Into the Kernel It Goes!

A lot of people are very happy that Reiserfs is being added to the standard Linux kernel. Instead of being a separate, complex process that has to be done on a complete and working system, Reiserfs becomes a part of the normal installation process, just another option that can be selected in your favorite distribution's install tool.

The fast crash-recovery of journaled filesystems, such as Reiserfs, makes Linux more friendly toward novice users. I have seen new users, when faced with a system that sat for a minute or more at the "checking local filesystems…" message, decide that the machine is completely hung when in fact it's just very, very busy. They instinctively reach for the power switch or reset button, a habit that was probably acquired under Windows. OUCH! There is not much worse than killing power during a filesystem check, and if you didn't have disk corruption before, you probably do now! So a journaled filesystem makes Linux behave in a more intuitive way and makes it more forgiving of mistakes like accidentally hitting the power switch or reset button. And, let's face it, even advanced users don't enjoy waiting ten minutes for their systems to reboot.

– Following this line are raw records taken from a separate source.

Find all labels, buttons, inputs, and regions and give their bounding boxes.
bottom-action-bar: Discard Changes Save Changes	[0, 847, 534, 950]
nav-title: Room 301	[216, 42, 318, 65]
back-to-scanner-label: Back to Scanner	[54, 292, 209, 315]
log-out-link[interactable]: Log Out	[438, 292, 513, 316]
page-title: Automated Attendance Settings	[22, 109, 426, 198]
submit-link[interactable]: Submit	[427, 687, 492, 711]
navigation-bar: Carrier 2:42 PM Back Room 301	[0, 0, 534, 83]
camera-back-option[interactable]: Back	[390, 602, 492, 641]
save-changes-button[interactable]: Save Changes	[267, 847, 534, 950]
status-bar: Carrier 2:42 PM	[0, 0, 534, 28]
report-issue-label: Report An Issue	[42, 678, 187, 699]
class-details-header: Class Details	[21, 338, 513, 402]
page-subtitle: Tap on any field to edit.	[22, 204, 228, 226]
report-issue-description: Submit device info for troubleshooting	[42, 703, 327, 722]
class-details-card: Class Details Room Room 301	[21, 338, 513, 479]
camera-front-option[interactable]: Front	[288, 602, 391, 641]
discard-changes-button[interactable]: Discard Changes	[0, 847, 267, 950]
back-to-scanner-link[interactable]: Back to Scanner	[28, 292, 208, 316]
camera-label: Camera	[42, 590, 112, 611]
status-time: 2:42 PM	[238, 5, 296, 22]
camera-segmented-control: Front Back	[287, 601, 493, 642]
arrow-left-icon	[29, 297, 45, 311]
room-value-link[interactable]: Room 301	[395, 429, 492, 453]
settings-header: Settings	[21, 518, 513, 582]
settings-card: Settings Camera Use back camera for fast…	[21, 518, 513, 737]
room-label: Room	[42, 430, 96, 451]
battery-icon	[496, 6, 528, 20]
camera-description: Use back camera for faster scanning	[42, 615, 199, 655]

Having world-class journaled filesystems in Linux also makes it more enterprise-ready for corporate deployments. We all know how seldom Linux crashes if properly installed, but in a major data center application even a few minutes of downtime once a year may be too much, and even a small risk of corrupt filesystems cannot be tolerated. Journaled filesystems bring Linux to parity with commercial UNIX-like systems such as Irix and AIX, and this can only help Linux in the corporate marketplace.

It will take time for the commercial distrubutions to catch up with the kernel, so that Reiserfs is an integral part of the installation. Yet it will happen, and when it does Linux will take another leap forward in usability.

There is, of course, no reason why this benefit is gained only with Reiserfs. The other journaled filesystems (xfs, JFS, and ext3) each have their own advantages, and each offers something the others do not. Reiserfs is the most widely-used right now, and it has the longest track record in the Linux world. Both xfs and JFS are Linux versions of proven commercial filesystems (on Irix and AIX, respectively) but they are still considered beta quality in their Linux incarnations, and their development teams still recommend against using them for production systems. ext3 simply adds the journaling capability to regular ext2, and as such it is less disruptive and potentially less risky — but it is still called a beta. Hopefully, all four of the journaled filesystems will eventually be part of the standard kernel, letting distribution vendors and users choose the right one for their individual needs.